Punky - Bill and Heidi's cat - got hit by a car a couple of weeks ago. I had planned to send them a sympathy card but never got around to it. I never much liked Punky. When we lived next door, she'd routinely lay in wait to beat up my cat. It got so bad that Meezer was afraid to go outdoors. But I knew how much Heidi had doted on the animal, matching its collar to the holiday seasons, fretting endlessly over Punky's diet and moods. The cat was the true child of this middle-aged marriage.

Bill had erected a large stone cross over the grave. Flanked by a plaster statue of St. Francis.

“Very nice,” I said.

“She's doing badly,” said Bill. “Very badly. At night, it's -“ He shook his head. “I'm worried.”

“It's another death in a life that's been crowded with them, “ I said. “It brings stuff up.”

“She doesn't sleep,” said Bill.

“She's never slept,” I said.

I tried to connect, really I did. I trailed Heidi into the kitchen. She was standing with a knife in her hand, frowning at an over-sized angel-food cake. Personally, I hate angel-food cakes. Why not just dispense with the pretense and serve your guests upholstery foam?

“So, how are you?” I asked.

“I'm fine,” she said. “Just fine.” She smiled at me to prove it. Her eyes were glassy. What was she on?

“And the new job?”

“It's fine. They gave me cards and flowers when Punky died. A little balloon bouquet. I thought that was sweet.”

Very sweet.”

“So. Do you even remember that we invited you over for dinner on your birthday?”

“Of course I remember, Heidi -“

“But you didn't come -“

“Well, no. It was my birthday. I wanted to be alone.”

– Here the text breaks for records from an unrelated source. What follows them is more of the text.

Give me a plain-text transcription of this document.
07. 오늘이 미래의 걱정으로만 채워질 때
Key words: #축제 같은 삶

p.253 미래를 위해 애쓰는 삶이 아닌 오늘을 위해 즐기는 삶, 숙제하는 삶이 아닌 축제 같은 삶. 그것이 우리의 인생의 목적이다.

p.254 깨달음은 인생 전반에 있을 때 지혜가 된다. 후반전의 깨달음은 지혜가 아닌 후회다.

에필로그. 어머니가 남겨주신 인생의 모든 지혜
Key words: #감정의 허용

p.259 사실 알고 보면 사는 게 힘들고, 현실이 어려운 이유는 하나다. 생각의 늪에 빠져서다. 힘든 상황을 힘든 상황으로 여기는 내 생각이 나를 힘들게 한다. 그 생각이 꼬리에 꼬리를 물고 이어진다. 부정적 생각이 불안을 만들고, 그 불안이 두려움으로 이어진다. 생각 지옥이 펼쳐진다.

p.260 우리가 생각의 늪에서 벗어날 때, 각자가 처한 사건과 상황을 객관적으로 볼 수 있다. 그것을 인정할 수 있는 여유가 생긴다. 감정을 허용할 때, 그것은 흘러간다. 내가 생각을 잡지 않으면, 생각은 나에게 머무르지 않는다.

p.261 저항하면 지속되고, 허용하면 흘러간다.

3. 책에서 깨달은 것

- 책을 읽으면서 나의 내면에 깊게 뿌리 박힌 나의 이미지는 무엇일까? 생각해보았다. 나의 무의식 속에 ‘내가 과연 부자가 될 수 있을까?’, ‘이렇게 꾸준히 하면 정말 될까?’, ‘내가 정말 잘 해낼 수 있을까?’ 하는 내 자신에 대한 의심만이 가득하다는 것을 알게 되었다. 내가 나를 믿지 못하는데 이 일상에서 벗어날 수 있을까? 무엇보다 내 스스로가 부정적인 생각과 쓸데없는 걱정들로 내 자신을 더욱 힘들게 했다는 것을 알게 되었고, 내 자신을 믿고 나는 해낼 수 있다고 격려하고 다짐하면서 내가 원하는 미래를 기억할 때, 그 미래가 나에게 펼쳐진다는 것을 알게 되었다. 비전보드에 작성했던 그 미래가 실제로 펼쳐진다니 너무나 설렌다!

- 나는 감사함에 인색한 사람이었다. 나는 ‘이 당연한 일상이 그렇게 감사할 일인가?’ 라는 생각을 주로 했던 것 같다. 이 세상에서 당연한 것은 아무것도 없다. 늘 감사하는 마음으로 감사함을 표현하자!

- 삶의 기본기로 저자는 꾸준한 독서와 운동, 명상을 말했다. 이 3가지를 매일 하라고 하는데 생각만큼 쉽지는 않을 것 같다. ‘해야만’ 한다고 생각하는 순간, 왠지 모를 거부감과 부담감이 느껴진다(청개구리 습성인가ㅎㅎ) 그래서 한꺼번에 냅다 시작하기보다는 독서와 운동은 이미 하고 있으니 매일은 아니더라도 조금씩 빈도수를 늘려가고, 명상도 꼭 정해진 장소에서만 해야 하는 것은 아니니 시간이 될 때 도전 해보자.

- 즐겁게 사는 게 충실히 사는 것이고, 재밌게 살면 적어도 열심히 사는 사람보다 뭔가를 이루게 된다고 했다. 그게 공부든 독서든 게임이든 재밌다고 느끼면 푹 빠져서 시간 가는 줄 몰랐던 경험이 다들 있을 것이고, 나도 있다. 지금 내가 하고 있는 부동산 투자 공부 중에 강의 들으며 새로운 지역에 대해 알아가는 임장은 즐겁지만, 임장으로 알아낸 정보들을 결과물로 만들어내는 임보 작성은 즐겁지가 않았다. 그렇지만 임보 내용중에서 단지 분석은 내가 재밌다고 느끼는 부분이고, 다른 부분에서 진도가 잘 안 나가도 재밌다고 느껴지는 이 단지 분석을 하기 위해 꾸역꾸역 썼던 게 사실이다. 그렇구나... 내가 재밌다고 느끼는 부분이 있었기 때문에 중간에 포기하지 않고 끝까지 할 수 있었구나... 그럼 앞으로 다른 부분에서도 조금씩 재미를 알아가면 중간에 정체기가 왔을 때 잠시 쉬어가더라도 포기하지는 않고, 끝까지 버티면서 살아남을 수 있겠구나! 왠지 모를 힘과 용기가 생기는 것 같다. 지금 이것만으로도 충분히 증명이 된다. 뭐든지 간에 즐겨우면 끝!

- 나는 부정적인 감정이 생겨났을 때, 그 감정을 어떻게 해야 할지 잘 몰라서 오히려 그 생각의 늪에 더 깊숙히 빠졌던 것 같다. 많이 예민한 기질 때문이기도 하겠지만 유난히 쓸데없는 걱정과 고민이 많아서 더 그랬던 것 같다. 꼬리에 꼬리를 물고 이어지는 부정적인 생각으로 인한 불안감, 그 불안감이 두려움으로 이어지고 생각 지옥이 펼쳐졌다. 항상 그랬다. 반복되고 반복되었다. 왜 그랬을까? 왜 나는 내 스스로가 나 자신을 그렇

“Alone! On your birthday. That's just weird, Patrizia.”

I was in a really dreadful mood by the time Robin and I shuffled off to the hillside where Monterey old-timers gather to view fireworks. Robin was being a real brat. Not even ten yet and already he's got that teenage thing down, the pouting, the entitlement, the take-away love game when he doesn't get what he's angling for. I wish I could say the fireworks lifted my mood but all I could think was how much I hate the whole mysticism of the nation state. Patriotism is just primate pseudospeciation elevated into an ideology. The same old molecules rioting in your brain.

Then I came home and found that Milo had knocked over the cup of coffee I had carelessly left next to the i-Book. Totally ruined. Fortunately I'm obsessive about back-ups and my credit is good. I type these words on a brand new G3 running OSX.

Date: 2004-07-08 03:24 pm (UTC)
From: [identity profile] thewindrose.livejournal.com
Congrats on your new computer, even if it wasn't exactly the time you had planned on buying a new computer. I hope it works out for you!! I am still getting the hang of OSX, but it's getting there.

I had a few friends like that, but I've been slowly deliberately dropping them. It's not that I don't like them, but why hang out with folks who make me feel miserable? The only problem is that there is no "good" way to do it - especially with needy people. Emily Post never told us how to drop friends with dignity.

Date: 2004-07-10 08:16 am (UTC)
From: [identity profile] mallorys-camera.livejournal.com
Well, see, I've always been of the opinion that you're lucky if you have ten real friends in a lifetime. The rest are interchangeable units that plug into a mental circuit board. Meaning: you like them well enough now but you know damn well you won't remember their names ten years from now. I don't drop people per se. They just... dissappear as circumstances change.

Date: 2004-07-09 12:04 pm (UTC)
From: [identity profile] wailaki.livejournal.com
The Tao works in mysterious ways, in this case with Milo as its agent. Your time IS TOO more valuable. In fact, it's all you've got. SO valuable, that I have to suggest you stop wasting it on passive-agressive bitchy women who have nowhere to go except running for the shelter of Mother's little helper. On the other hand, they provide you with fodder. And your faithful readers LOVE to live your vicarious life. Especially poignant was the description of the slick white guano dropping from the sky.

Date: 2004-07-10 08:21 am (UTC)
From: [identity profile] mallorys-camera.livejournal.com
Fodder, yeah. I think Heidi reminds me of my late mother.